Naast mijn job in Praktijk Neureka werk ik ook als praktijkassistente aan de Universiteit van Antwerpen. Voor mij is dit een ideale combinatie van twee werelden. Het stelt me in staat om up-to-date te blijven met de recentste literatuur en elke dag bij te leren, naast het lesgeven zelf. Het tweede semester aan de universiteit is ondertussen weer gestart. Samen met een aantal collega’s verzorg ik de lessen Klinisch Neurologisch Onderzoek. Dit sluit nauw aan bij mijn dagelijkse praktijk. Misschien denkt u: is dat niet voor de dokter of neuroloog? Ja, maar wanneer een dokter een bepaald verslag maakt, moet ik de resultaten ook kunnen interpreteren. Daarnaast komt het vaak voor dat patiënten klachten aangeven zoals tintelingen of doofheid. Voor ons als kinesitherapeuten zijn dit signalen om een klinisch neurologisch onderzoek uit te voeren. Zo kan ik bepalen welk hersengebied en/of welke zenuwbanen mogelijk zijn betrokken.

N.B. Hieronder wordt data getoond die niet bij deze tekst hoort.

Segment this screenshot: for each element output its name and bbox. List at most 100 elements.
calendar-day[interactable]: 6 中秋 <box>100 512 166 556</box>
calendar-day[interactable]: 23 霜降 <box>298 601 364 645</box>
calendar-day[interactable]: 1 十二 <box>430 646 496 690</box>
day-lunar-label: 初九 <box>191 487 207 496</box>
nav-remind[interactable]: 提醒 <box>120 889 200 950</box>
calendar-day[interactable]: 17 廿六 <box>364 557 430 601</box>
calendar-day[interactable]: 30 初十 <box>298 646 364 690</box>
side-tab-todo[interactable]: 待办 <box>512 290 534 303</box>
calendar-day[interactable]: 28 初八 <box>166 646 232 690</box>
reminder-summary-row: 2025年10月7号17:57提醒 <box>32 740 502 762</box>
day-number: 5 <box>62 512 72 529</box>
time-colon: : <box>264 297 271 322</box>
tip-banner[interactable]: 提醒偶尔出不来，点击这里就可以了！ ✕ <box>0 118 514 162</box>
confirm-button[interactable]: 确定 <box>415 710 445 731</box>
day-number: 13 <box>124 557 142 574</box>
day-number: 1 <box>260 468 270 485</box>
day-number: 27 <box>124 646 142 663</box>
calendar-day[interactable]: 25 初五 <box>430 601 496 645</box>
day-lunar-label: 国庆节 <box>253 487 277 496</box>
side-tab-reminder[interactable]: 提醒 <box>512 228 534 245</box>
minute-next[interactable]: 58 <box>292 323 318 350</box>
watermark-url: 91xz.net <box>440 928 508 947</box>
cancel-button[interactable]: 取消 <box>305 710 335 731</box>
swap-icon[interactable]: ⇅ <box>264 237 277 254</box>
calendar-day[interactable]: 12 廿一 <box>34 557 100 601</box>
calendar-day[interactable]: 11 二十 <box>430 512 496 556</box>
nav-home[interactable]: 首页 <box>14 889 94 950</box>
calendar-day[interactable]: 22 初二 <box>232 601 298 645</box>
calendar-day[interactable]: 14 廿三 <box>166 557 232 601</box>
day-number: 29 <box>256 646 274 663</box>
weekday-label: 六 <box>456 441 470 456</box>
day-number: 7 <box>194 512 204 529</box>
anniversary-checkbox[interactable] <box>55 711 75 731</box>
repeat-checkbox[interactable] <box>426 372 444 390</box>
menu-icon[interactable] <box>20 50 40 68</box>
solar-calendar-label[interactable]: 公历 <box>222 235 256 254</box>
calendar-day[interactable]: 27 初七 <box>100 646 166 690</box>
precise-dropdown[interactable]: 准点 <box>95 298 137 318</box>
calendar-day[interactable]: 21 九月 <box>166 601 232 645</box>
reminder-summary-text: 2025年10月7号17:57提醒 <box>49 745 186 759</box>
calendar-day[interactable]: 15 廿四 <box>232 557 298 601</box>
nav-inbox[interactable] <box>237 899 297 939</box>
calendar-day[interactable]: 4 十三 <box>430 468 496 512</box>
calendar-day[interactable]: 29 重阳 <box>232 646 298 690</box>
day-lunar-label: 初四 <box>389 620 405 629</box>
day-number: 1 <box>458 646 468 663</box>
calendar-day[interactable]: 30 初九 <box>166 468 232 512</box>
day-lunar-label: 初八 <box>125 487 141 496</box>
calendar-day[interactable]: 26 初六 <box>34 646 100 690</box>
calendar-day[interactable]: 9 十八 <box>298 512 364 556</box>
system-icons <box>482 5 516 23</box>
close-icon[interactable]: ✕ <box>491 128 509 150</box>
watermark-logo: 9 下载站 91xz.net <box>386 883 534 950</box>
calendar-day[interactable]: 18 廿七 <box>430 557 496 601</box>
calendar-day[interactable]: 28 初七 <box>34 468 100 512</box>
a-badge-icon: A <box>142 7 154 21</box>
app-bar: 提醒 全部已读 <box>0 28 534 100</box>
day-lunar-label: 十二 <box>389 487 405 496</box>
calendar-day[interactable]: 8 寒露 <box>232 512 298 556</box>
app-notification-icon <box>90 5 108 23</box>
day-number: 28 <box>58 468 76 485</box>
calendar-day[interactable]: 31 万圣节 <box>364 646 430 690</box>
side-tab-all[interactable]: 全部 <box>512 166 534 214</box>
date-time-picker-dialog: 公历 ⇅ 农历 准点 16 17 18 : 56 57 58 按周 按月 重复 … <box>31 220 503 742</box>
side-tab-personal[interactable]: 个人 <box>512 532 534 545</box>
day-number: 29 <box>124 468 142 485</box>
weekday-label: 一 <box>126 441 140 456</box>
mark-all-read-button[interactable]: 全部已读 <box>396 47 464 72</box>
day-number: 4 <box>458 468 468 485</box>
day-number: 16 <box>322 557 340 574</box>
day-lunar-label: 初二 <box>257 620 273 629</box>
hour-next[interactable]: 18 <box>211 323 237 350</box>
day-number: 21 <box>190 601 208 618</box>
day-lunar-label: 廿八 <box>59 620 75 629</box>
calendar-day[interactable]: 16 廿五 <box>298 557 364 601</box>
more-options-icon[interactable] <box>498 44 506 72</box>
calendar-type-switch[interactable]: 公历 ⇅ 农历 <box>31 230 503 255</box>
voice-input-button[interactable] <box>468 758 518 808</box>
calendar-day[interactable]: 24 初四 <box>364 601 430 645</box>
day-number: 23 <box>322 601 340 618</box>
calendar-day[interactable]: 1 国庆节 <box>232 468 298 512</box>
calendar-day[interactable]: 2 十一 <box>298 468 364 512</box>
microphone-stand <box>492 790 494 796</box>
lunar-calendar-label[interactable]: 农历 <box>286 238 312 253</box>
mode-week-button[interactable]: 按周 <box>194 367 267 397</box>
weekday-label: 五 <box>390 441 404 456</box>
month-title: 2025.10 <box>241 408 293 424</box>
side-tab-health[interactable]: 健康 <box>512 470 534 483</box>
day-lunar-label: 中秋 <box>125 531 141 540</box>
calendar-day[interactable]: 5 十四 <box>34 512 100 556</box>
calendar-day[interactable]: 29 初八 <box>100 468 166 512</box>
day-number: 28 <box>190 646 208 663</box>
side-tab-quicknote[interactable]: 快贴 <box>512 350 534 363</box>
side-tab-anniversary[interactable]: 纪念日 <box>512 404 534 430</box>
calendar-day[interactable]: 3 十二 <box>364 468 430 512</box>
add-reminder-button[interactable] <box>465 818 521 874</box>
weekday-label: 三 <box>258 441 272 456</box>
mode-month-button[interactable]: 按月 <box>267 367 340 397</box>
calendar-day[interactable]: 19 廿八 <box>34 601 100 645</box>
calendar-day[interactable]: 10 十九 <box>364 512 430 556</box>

Hoe verloopt dit onderzoek?
Ik werk systematisch: ik test achtereenvolgens het gevoel, de spiertonus, reflexen, cognitie, evenwicht en coördinatie. Afhankelijk van de klachten onderzoek ik één specifieke hersenzenuw of meerdere zenuwen. Bij een klacht zoals doofheid in de onderkaak start ik bijvoorbeeld met een standaard onderzoek naar de mobiliteit en kracht van de kaak. Doofheid kan wijzen op een gevoelsprobleem en dus op neurologische problematiek. In dat geval voer ik een klinisch neurologisch onderzoek uit van de kaakzenuw (nervus trigeminus) en eventueel de aangezichtszenuw (nervus facialis). Concreet onderzoek ik dan de functie van de zenuw, palpeer ik de zenuw en test ik de flexibiliteit van het zenuwstelsel via een neurodynamische test. Deze informatie helpt vaststellen of er sprake is van een neurologische problematiek.
Wat kan craniofaciale therapie betekenen?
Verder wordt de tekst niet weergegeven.